O golpe de 64 dizia-se “em defesa da democracia”, é verdade. Mas o
cinismo da alegação não resistia à evidência dos tanques na rua, às
perseguições e prisões nem aos crimes constitucionais (todos os
militares do golpe haviam jurado fidelidade à Constituição que acabavam
de trair: sem exceção, perjuros impunes).
Todos os golpes tentados ou consumados antes, incluída a Proclamação
da República, tiveram na formação aquele mesmo roteiro, com diferença de
graus. A força das armas desmoralizava a hipocrisia das palavras.
Os militares, hoje, não são mais que uma lembrança do que foi a maior força política do país ao longo de todo o século 20.
Ao passo em que a política afunda na degeneração progressiva, nos
últimos 20 anos os militares evoluíram para a funcionalidade o mais
civilizada possível no militarismo ocidental. A aliança de civis e
militares no golpismo foi desfeita. A hipocrisia do lado civil não tem
mais quem a encubra, ficou visível e indisfarçável.
Há apenas cinco dias, Michel Temer fez uma conceituação do impeachment de Dilma Rousseff.
A iludida elegância das suas mesóclises e outras rosquinhas faltou
desta vez (ah, que delícia seria ouvir Temer e Gilmar Mendes no
mesoclítico jantar que tiveram), mas valeu a espontaneidade traidora.

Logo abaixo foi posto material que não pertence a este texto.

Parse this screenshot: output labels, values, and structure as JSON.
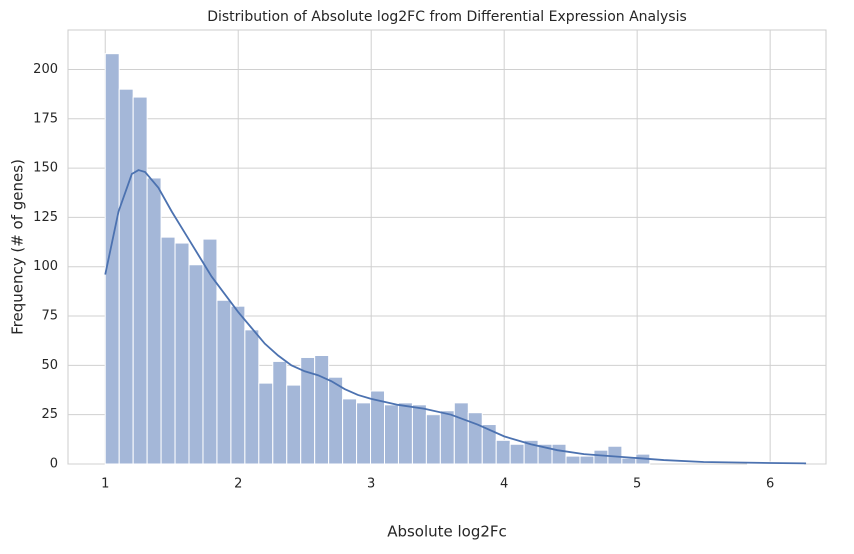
{
  "chart_data": {
    "type": "histogram",
    "title": "Distribution of Absolute log2FC from Differential Expression Analysis",
    "x_label": "Absolute log2Fc",
    "y_label": "Frequency (# of genes)",
    "bins": [
      1,
      1.105,
      1.21,
      1.315,
      1.42,
      1.525,
      1.63,
      1.735,
      1.84,
      1.945,
      2.05,
      2.155,
      2.26,
      2.365,
      2.47,
      2.575,
      2.68,
      2.785,
      2.89,
      2.995,
      3.1,
      3.205,
      3.31,
      3.415,
      3.52,
      3.625,
      3.73,
      3.835,
      3.94,
      4.045,
      4.15,
      4.255,
      4.36,
      4.465,
      4.57,
      4.675,
      4.78,
      4.885,
      4.99,
      5.095,
      5.2,
      5.305,
      5.41,
      5.515,
      5.62,
      5.725,
      5.83,
      5.935,
      6.04,
      6.145,
      6.25
    ],
    "values": [
      208,
      190,
      186,
      145,
      115,
      112,
      101,
      114,
      83,
      80,
      68,
      41,
      52,
      40,
      54,
      55,
      44,
      33,
      31,
      37,
      30,
      31,
      30,
      25,
      27,
      31,
      26,
      20,
      12,
      10,
      12,
      10,
      10,
      4,
      4,
      7,
      9,
      3,
      5,
      0,
      0,
      0,
      0,
      0,
      0,
      0,
      1,
      1,
      1,
      1
    ],
    "color": "#a4b7d8",
    "kde": {
      "color": "#4c72b0",
      "x": [
        1.0,
        1.1,
        1.2,
        1.25,
        1.3,
        1.4,
        1.5,
        1.6,
        1.7,
        1.8,
        1.9,
        2.0,
        2.1,
        2.2,
        2.3,
        2.4,
        2.5,
        2.6,
        2.7,
        2.8,
        2.9,
        3.0,
        3.2,
        3.4,
        3.6,
        3.8,
        4.0,
        4.2,
        4.4,
        4.6,
        4.8,
        5.0,
        5.2,
        5.5,
        6.0,
        6.27
      ],
      "values": [
        96,
        128,
        147,
        149,
        148,
        140,
        128,
        117,
        106,
        95,
        86,
        77,
        69,
        61,
        55,
        50,
        47,
        45,
        42,
        38,
        35,
        33,
        30,
        28,
        25,
        20,
        14,
        10,
        7,
        5,
        4,
        3,
        2,
        1,
        0.5,
        0.3
      ]
    },
    "xlim": [
      0.72,
      6.42
    ],
    "ylim": [
      0,
      220
    ],
    "xticks": [
      1,
      2,
      3,
      4,
      5,
      6
    ],
    "yticks": [
      0,
      25,
      50,
      75,
      100,
      125,
      150,
      175,
      200
    ],
    "grid": true
  }
}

Disse ele que o impeachment de Dilma Rousseff é uma questão “política,
não de avaliação jurídica deles”, senadores.
Assim tem sido, de fato. Desde antes de instaurados na Câmara os
procedimentos a respeito: a própria decisão de iniciá-los, devida à
figura única de Eduardo Cunha, foi política, ainda que por impulso
pessoal.
Todo o processo do impeachment é, portanto, farsante. Como está
subentendido no que diz o principal conspirador e maior beneficiado com o
afastamento de Dilma.
Porque só seria processo autêntico e legítimo o que se ocupasse de
avaliação jurídica, a partir da Constituição, de fatos comprovados. Por
isso mesmo refere-se a irregularidades, crimes, responsabilidade. E é
conduzido pelo presidente, não de um partido ou de uma Casa do
Congresso, mas do Supremo Tribunal Federal.
As 441 folhas do relatório do senador Antonio Anastasia não
precisariam de mais de uma, com uma só palavra, para expor a sua
conclusão política: culpada. O caráter político é que explica a
inutilidade, para o senador aecista e seu calhamaço, das perícias
técnicas e pareceres jurídicos (inclusive do Ministério Público) que
desmentem as acusações usadas para o impeachment.
Do primeiro ato à conclusão de Anastasia, e até o final, o processo
político de impeachment é uma grande encenação. Uma hipocrisia política
de dimensões gigantescas, que mantém o Brasil em regressão descomunal,
com perdas só recompostas, se o forem, em muito tempo –as econômicas,
porque as humanas, jamais.
E ninguém pagará por isso. Muito ao contrário.